The display of thematic maps in a public setting encourages spatial pattern recognition. However, many interactive maps available online load slowly enough that they can interfere with this pattern recognition. While watching a map being drawn on the screen might attract attention, interactive maps are rarely updated in a way that encourages the recognition of broad patterns. If pattern recognition occurs quickly—as is generally thought to be the case—any delay in creating the pattern can only be detrimental to pattern recognition. This would be especially be true in a public setting where the map viewer may not take the time to wait for the map to be completed.

Converting interactive maps to images for quick display may be the best solution to further spatial pattern recognition. The specific method we demonstrate here involves the hourly updating of earthquake and air pollution data, while incorporating design elements to promote pattern recognition. The maps available through the FUMforPD website will continue to be updated as long as the necessary infrastructure remains in place. We hope that others will create similar displays of frequently updated data, and expand on this method to show new datasets, and alternative visualizations of existing datasets. For example, PurpleAir data could be processed to display day-to-day changes in air pollution.

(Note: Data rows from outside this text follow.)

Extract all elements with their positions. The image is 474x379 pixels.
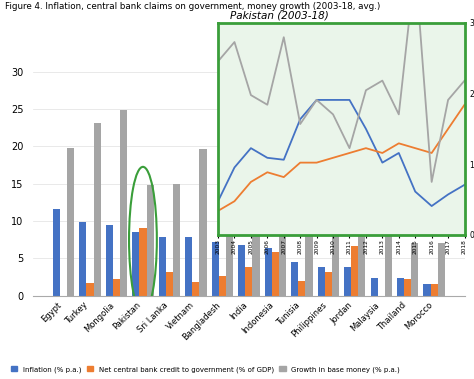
Bar	[93, 123, 100, 296]
Legend: Inflation (% p.a.), Net central bank credit to government (% of GDP), Growth in : Inflation (% p.a.), Net central bank cre…	[8, 363, 403, 376]
Bar	[318, 266, 325, 296]
Bar	[219, 276, 226, 296]
Bar	[423, 283, 430, 296]
Bar	[371, 278, 378, 296]
Bar	[53, 209, 60, 296]
Text: Pakistan (2003-18): Pakistan (2003-18)	[230, 11, 329, 20]
Bar	[253, 188, 260, 296]
Bar	[298, 281, 305, 296]
Bar	[159, 237, 166, 296]
Bar	[113, 279, 120, 296]
Bar	[67, 148, 74, 296]
Bar	[132, 232, 139, 296]
Bar	[411, 243, 419, 296]
Bar	[291, 262, 298, 296]
Bar	[325, 272, 332, 296]
Bar	[358, 216, 365, 296]
Bar	[106, 225, 113, 296]
Bar	[385, 225, 392, 296]
Bar	[430, 284, 438, 296]
Text: Figure 4. Inflation, central bank claims on government, money growth (2003-18, a: Figure 4. Inflation, central bank claims…	[5, 2, 380, 11]
Bar	[173, 184, 180, 296]
Bar	[264, 248, 272, 296]
Bar	[185, 237, 192, 296]
Bar	[404, 279, 411, 296]
Bar	[279, 195, 286, 296]
Bar	[332, 179, 339, 296]
Bar	[438, 243, 445, 296]
Bar	[226, 176, 233, 296]
Bar	[397, 279, 404, 296]
Bar	[192, 282, 200, 296]
Bar	[351, 246, 358, 296]
Bar	[79, 222, 86, 296]
Bar	[166, 273, 173, 296]
Bar	[200, 149, 207, 296]
Bar	[272, 252, 279, 296]
Bar	[146, 185, 154, 296]
Bar	[139, 229, 146, 296]
Bar	[212, 242, 219, 296]
Bar	[86, 283, 93, 296]
Bar	[245, 267, 253, 296]
Bar	[238, 245, 245, 296]
Bar	[305, 204, 312, 296]
Bar	[120, 110, 127, 296]
Bar	[344, 267, 351, 296]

While we encourage the public display of maps and the use of the low-cost Raspberry Pi computer, we recognize that these displays will only be only viewed by a limited number of people. We believe, however, that displays of maps in a public setting will encourage better map design, towards more thoughtful visualizations that promote spatial pattern recognition. The public display of maps that we advocate should encourage better thematic map design for all applications.

REFERENCES

Leitner, Christopher. 2019. “How to Scrape Amazon Product Information with Nodejs & Puppeteer.” Zenscrape. Accessed June 24, 2021. https://zenscrape.com/how-to-scrape-amazon-product-information-with-nodejs-and-puppeteer/

Peterson, Michael P., and Jochen Wendel. 2003. “The Animation of Frequently Updated Maps.” Annual Meeting of the Association of American Geographers, New Orleans, LA, Febuary 28–March 3, 2003.

Peterson, Michael P. 1995. Interactive and Animated Cartography. Upper Saddle River, NJ: Prentice-Hall.